The Daily Dirt: This East Village portfolio has sat empty for years. It’s complicated.
An analysis of New York's top real estate news
Roughly half of Raphael Toledano’s East Village portfolio is vacant. Most of the units are rent-stabilized, but keeping them empty doesn’t appear to be a strategic move.
Last June the New York attorney general’s office reached a $3 million settlement with Toledano over allegations of tenant harassment and rent-law violations. The AG had alleged that Toledano’s business model was to “displace existing tenants” of the 15-building portfolio and “illegally deregulate their rent-regulated apartments.”
Toledano sought Chapter 11 bankruptcy protection for the portfolio in 2017 — a little over a month after lender Madison Realty Capital filed to foreclose on the properties. Though then-AG Eric Schneiderman opposed Madison’s move, calling the firm a loan-to-own lender, the bankruptcy judge did allow Madison to at least take over management of the portfolio. The AG’s June 2019 complaint also noted that Toledano’s Madison loan relied on “impossibly high tenant turnover rates.”
A spokesperson for Madison said Toledano “demolished the vacant units a few years ago and therefore the vacant units are not habitable at this time,” Georgia Kromrei reports. So, although perhaps Madison will eventually combine the empty units to achieve higher rents, for now the company seems to be waiting for the bankruptcy case to run its course. In the meantime, Toledano still owns the properties.
It’s somewhat odd that Madison is managing the portfolio when you consider that two different attorneys general have claimed Toledano resorted to unlawful behavior to meet his debt-service obligations to the company. The 2019 agreement with AG Letitia James stipulates that the third-party property manager for Toledano’s buildings must not be a company owned by Toledano. But similar language in the government’s settlement with landlord Steven Croman failed to prevent former employees of Croman’s 9300 Realty from taking over management of his properties.
Speaking of convicted landlords, appellate judges just threw out mortgage fraud charges against Daniel Melamed.
Melamed served 20 days in jail after pleading guilty in 2017 to mortgage fraud and grand larceny. But in April 2019 he filed an appeal, claiming that a warrant used to search his office in 2015 was so broad that it violated the Constitution’s Fourth Amendment protection against illegal search and seizure. A panel of judges agreed, Rich Bockmann reports.
They found that the warrant allowed the AG’s office to “search and seize virtually all conceivable documents that would be created in the course of operating a business.”
Melamed was originally accused of various forms of tenant harassment, including illegally shutting the heat off during the winter for rent-regulated tenants at a Crown Heights building he owned. He also allegedly performed illegal construction and demolition work that exposed tenants to dangerous levels of lead dust.

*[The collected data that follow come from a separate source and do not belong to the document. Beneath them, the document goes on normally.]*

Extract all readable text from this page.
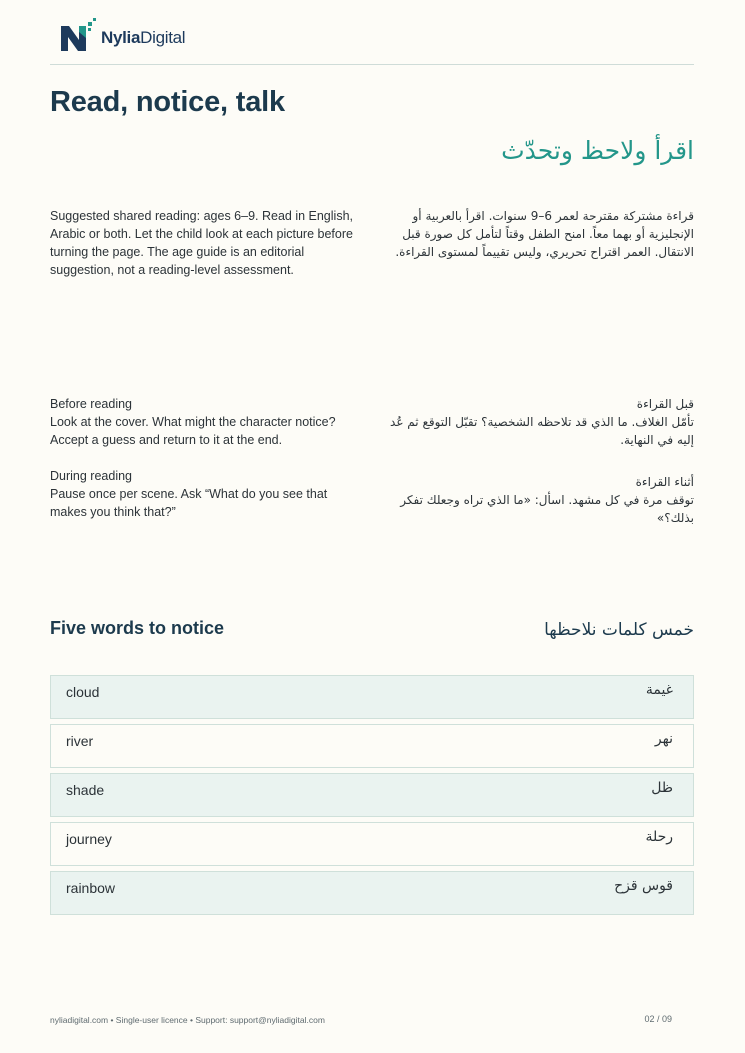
NyliaDigital
Read, notice, talk
اقرأ ولاحظ وتحدّث

Suggested shared reading: ages 6–9. Read in English, Arabic or both. Let the child look at each picture before turning the page. The age guide is an editorial suggestion, not a reading-level assessment.

قراءة مشتركة مقترحة لعمر 6–9 سنوات. اقرأ بالعربية أو الإنجليزية أو بهما معاً. امنح الطفل وقتاً لتأمل كل صورة قبل الانتقال. العمر اقتراح تحريري، وليس تقييماً لمستوى القراءة.

Before reading
Look at the cover. What might the character notice? Accept a guess and return to it at the end.

قبل القراءة
تأمّل الغلاف. ما الذي قد تلاحظه الشخصية؟ تقبّل التوقع ثم عُد إليه في النهاية.

During reading
Pause once per scene. Ask “What do you see that makes you think that?”

أثناء القراءة
توقف مرة في كل مشهد. اسأل: «ما الذي تراه وجعلك تفكر بذلك؟»

Five words to notice	خمس كلمات نلاحظها
cloud	غيمة
river	نهر
shade	ظل
journey	رحلة
rainbow	قوس قزح
nyliadigital.com • Single-user licence • Support: support@nyliadigital.com	02 / 09
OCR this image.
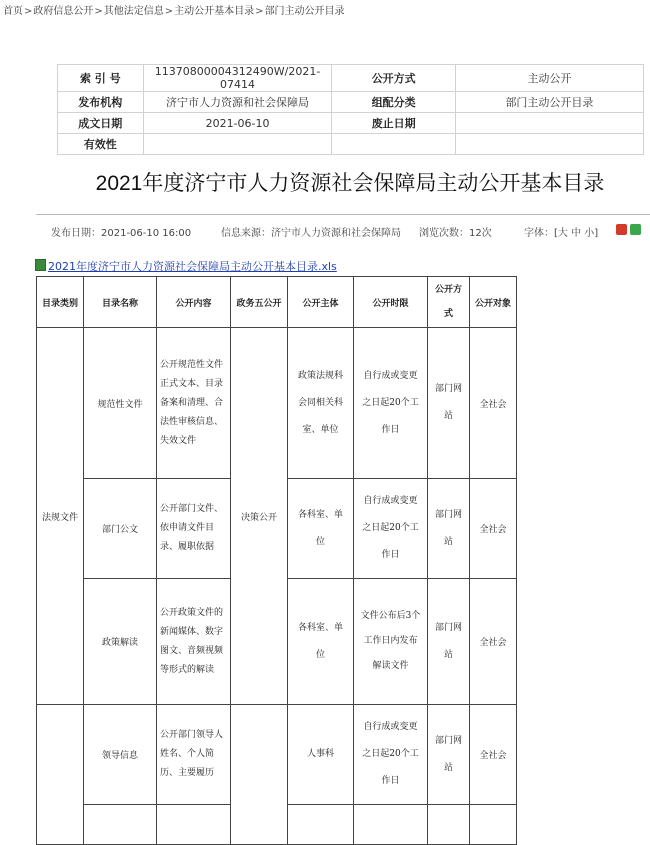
首页>政府信息公开>其他法定信息>主动公开基本目录>部门主动公开目录
索 引 号	11370800004312490W/2021-07414	公开方式	主动公开
发布机构	济宁市人力资源和社会保障局	组配分类	部门主动公开目录
成文日期	2021-06-10	废止日期	
有效性			
2021年度济宁市人力资源社会保障局主动公开基本目录
发布日期：2021-06-10 16:00	信息来源：济宁市人力资源和社会保障局 浏览次数：12次	字体：[大 中 小]
2021年度济宁市人力资源社会保障局主动公开基本目录.xls
目录类别	目录名称	公开内容	政务五公开	公开主体	公开时限	公开方式	公开对象
法规文件	规范性文件	公开规范性文件正式文本、目录备案和清理、合法性审核信息、失效文件	决策公开	政策法规科会同相关科室、单位	自行成或变更之日起20个工作日	部门网站	全社会
	部门公文	公开部门文件、依申请文件目录、履职依据		各科室、单位	自行成或变更之日起20个工作日	部门网站	全社会
	政策解读	公开政策文件的新闻媒体、数字图文、音频视频等形式的解读		各科室、单位	文件公布后3个工作日内发布解读文件	部门网站	全社会
	领导信息	公开部门领导人姓名、个人简历、主要履历		人事科	自行成或变更之日起20个工作日	部门网站	全社会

What we’re thinking about: Will prevailing wage for construction workers be expanded this year? Have you heard of any major developments being put on hold? What’s going on out there? Send a note to firstname.lastname@example.org.
Residential: The priciest residential closing recorded Tuesday was for a condo unit at 15 Hudson Yards, at $7.9 million.

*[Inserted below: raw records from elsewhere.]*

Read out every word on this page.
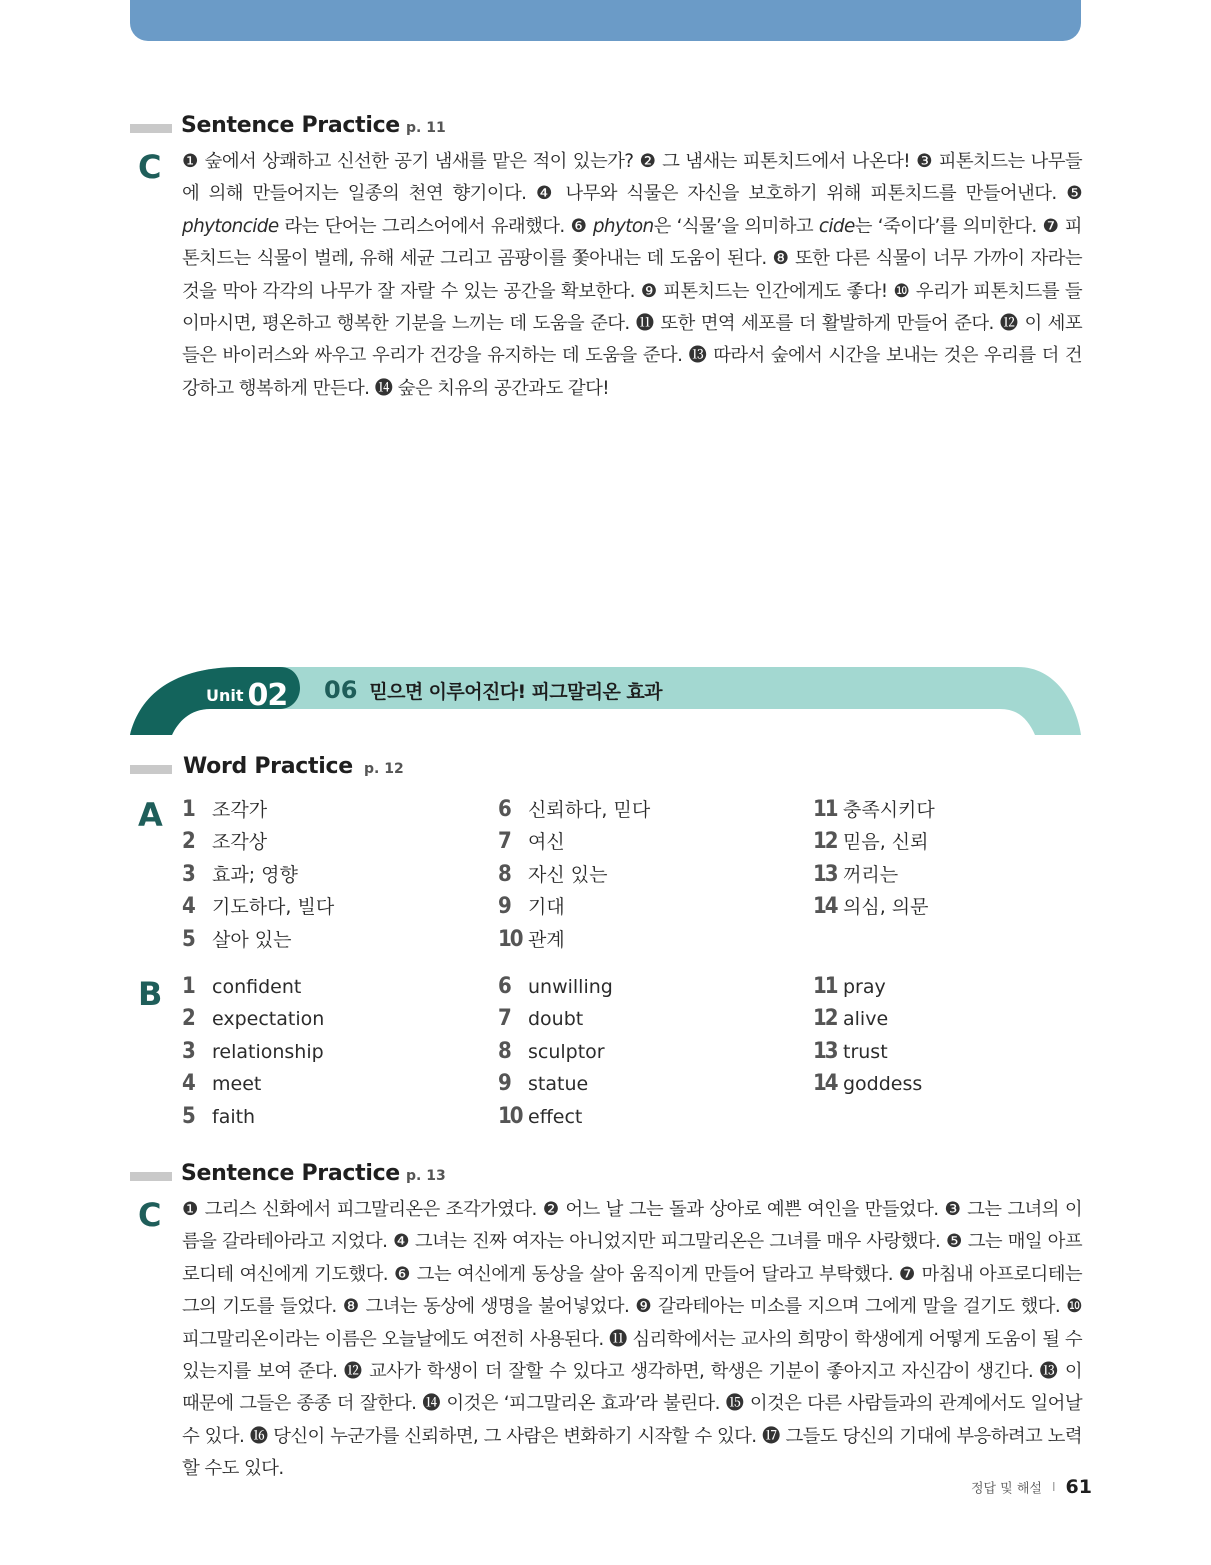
Sentence Practice p. 11
C ❶ 숲에서 상쾌하고 신선한 공기 냄새를 맡은 적이 있는가? ❷ 그 냄새는 피톤치드에서 나온다! ❸ 피톤치드는 나무들에 의해 만들어지는 일종의 천연 향기이다. ❹ 나무와 식물은 자신을 보호하기 위해 피톤치드를 만들어낸다. ❺ phytoncide 라는 단어는 그리스어에서 유래했다. ❻ phyton은 ‘식물’을 의미하고 cide는 ‘죽이다’를 의미한다. ❼ 피톤치드는 식물이 벌레, 유해 세균 그리고 곰팡이를 쫓아내는 데 도움이 된다. ❽ 또한 다른 식물이 너무 가까이 자라는 것을 막아 각각의 나무가 잘 자랄 수 있는 공간을 확보한다. ❾ 피톤치드는 인간에게도 좋다! ❿ 우리가 피톤치드를 들이마시면, 평온하고 행복한 기분을 느끼는 데 도움을 준다. ⓫ 또한 면역 세포를 더 활발하게 만들어 준다. ⓬ 이 세포들은 바이러스와 싸우고 우리가 건강을 유지하는 데 도움을 준다. ⓭ 따라서 숲에서 시간을 보내는 것은 우리를 더 건강하고 행복하게 만든다. ⓮ 숲은 치유의 공간과도 같다!
Unit 02 06 믿으면 이루어진다! 피그말리온 효과
Word Practice p. 12
A
B
1 조각가
2 조각상
3 효과; 영향
4 기도하다, 빌다
5 살아 있는
6 신뢰하다, 믿다
7 여신
8 자신 있는
9 기대
10 관계
11 충족시키다
12 믿음, 신뢰
13 꺼리는
14 의심, 의문
1 confident
2 expectation
3 relationship
4 meet
5 faith
6 unwilling
7 doubt
8 sculptor
9 statue
10 effect
11 pray
12 alive
13 trust
14 goddess
Sentence Practice p. 13
C ❶ 그리스 신화에서 피그말리온은 조각가였다. ❷ 어느 날 그는 돌과 상아로 예쁜 여인을 만들었다. ❸ 그는 그녀의 이름을 갈라테아라고 지었다. ❹ 그녀는 진짜 여자는 아니었지만 피그말리온은 그녀를 매우 사랑했다. ❺ 그는 매일 아프로디테 여신에게 기도했다. ❻ 그는 여신에게 동상을 살아 움직이게 만들어 달라고 부탁했다. ❼ 마침내 아프로디테는 그의 기도를 들었다. ❽ 그녀는 동상에 생명을 불어넣었다. ❾ 갈라테아는 미소를 지으며 그에게 말을 걸기도 했다. ❿ 피그말리온이라는 이름은 오늘날에도 여전히 사용된다. ⓫ 심리학에서는 교사의 희망이 학생에게 어떻게 도움이 될 수 있는지를 보여 준다. ⓬ 교사가 학생이 더 잘할 수 있다고 생각하면, 학생은 기분이 좋아지고 자신감이 생긴다. ⓭ 이 때문에 그들은 종종 더 잘한다. ⓮ 이것은 ‘피그말리온 효과’라 불린다. ⓯ 이것은 다른 사람들과의 관계에서도 일어날 수 있다. ⓰ 당신이 누군가를 신뢰하면, 그 사람은 변화하기 시작할 수 있다. ⓱ 그들도 당신의 기대에 부응하려고 노력할 수도 있다.
정답 및 해설 I 61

Commercial: The most expensive commercial closing of the day was for an apartment building at 250 North 10th Street in Williamsburg, at $137.8 million. TF Cornerstone is the buyer and Nuveen is the seller.

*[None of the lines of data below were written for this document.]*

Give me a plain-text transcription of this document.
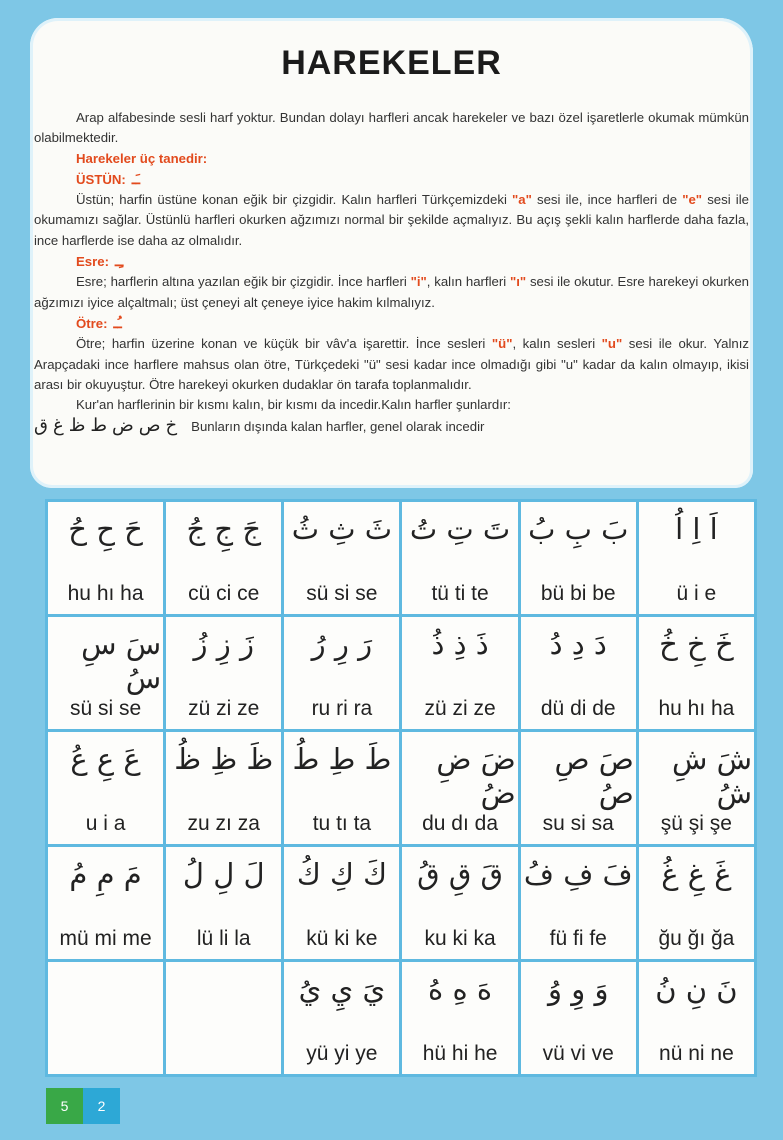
HAREKELER

Arap alfabesinde sesli harf yoktur. Bundan dolayı harfleri ancak harekeler ve bazı özel işaretlerle okumak mümkün olabilmektedir.

Harekeler üç tanedir:

ÜSTÜN: ـَـ

Üstün; harfin üstüne konan eğik bir çizgidir. Kalın harfleri Türkçemizdeki "a" sesi ile, ince harfleri de "e" sesi ile okumamızı sağlar. Üstünlü harfleri okurken ağzımızı normal bir şekilde açmalıyız. Bu açış şekli kalın harflerde daha fazla, ince harflerde ise daha az olmalıdır.

Esre: ـِـ

Esre; harflerin altına yazılan eğik bir çizgidir. İnce harfleri "i", kalın harfleri "ı" sesi ile okutur. Esre harekeyi okurken ağzımızı iyice alçaltmalı; üst çeneyi alt çeneye iyice hakim kılmalıyız.

Ötre: ـُـ

Ötre; harfin üzerine konan ve küçük bir vâv'a işarettir. İnce sesleri "ü", kalın sesleri "u" sesi ile okur. Yalnız Arapçadaki ince harflere mahsus olan ötre, Türkçedeki "ü" sesi kadar ince olmadığı gibi "u" kadar da kalın olmayıp, ikisi arası bir okuyuştur. Ötre harekeyi okurken dudaklar ön tarafa toplanmalıdır.

Kur'an harflerinin bir kısmı kalın, bir kısmı da incedir.Kalın harfler şunlardır:

خ ص ض ط ظ غ ق Bunların dışında kalan harfler, genel olarak incedir

حَ حِ حُ
hu hı ha
جَ جِ جُ
cü ci ce
ثَ ثِ ثُ
sü si se
تَ تِ تُ
tü ti te
بَ بِ بُ
bü bi be
اَ اِ اُ
ü i e
سَ سِ سُ
sü si se
زَ زِ زُ
zü zi ze
رَ رِ رُ
ru ri ra
ذَ ذِ ذُ
zü zi ze
دَ دِ دُ
dü di de
خَ خِ خُ
hu hı ha
عَ عِ عُ
u i a
ظَ ظِ ظُ
zu zı za
طَ طِ طُ
tu tı ta
ضَ ضِ ضُ
du dı da
صَ صِ صُ
su si sa
شَ شِ شُ
şü şi şe
مَ مِ مُ
mü mi me
لَ لِ لُ
lü li la
كَ كِ كُ
kü ki ke
قَ قِ قُ
ku ki ka
فَ فِ فُ
fü fi fe
غَ غِ غُ
ğu ğı ğa
يَ يِ يُ
yü yi ye
هَ هِ هُ
hü hi he
وَ وِ وُ
vü vi ve
نَ نِ نُ
nü ni ne
5	2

The largest new building filing of the day was for a warehouse and house of worship totaling 17,933 square feet at 73-25 57th Avenue in Maspeth. New York Insulation filed the permit application.
NEW TO THE MARKET
The priciest residential listing to hit the market was for a condo unit at 220 Central Park South, at $36 million. Corcoran Group’s Manju Jasty has the listing.
— Research by Mary Diduch
A thing we’ve learned…
Mayor Bill de Blasio isn’t bothered that he isn’t the master builder-type. In fact, in response to a Politico New York story, the mayor tweeted: “Politico…I admit it: I worry a heck of a lot more about getting working people free Pre-K AND paid sick leave AND increasing the minimum wage AND driving crime down to historic lows than I do about whether people think of me when they look at big buildings.” The Politico story pointed out that Gov. Andrew Cuomo, who fancies himself a modern Robert Moses, has conversely spent a great deal of time ensuring there is physical evidence of his tenure.
Elsewhere in New York
— Council member Jimmy Van Bramer has decided not to run for Queens borough president, the New York Post reports. He said the decision was the result of “prioritizing my responsibilities as a son and brother.”
— Michael Bloomberg has already spent $248 million on presidential campaign ads, Politico New York reports. The result? Prices for political TV ads have jumped 20 percent since the former mayor launched his bid.
— China has decided not to gift Sunset Park a 40-foot-tall “friendship” archway, The City reports. A spokesperson for Brooklyn Borough President Eric Adams blamed “geopolitical tensions” for the rescission.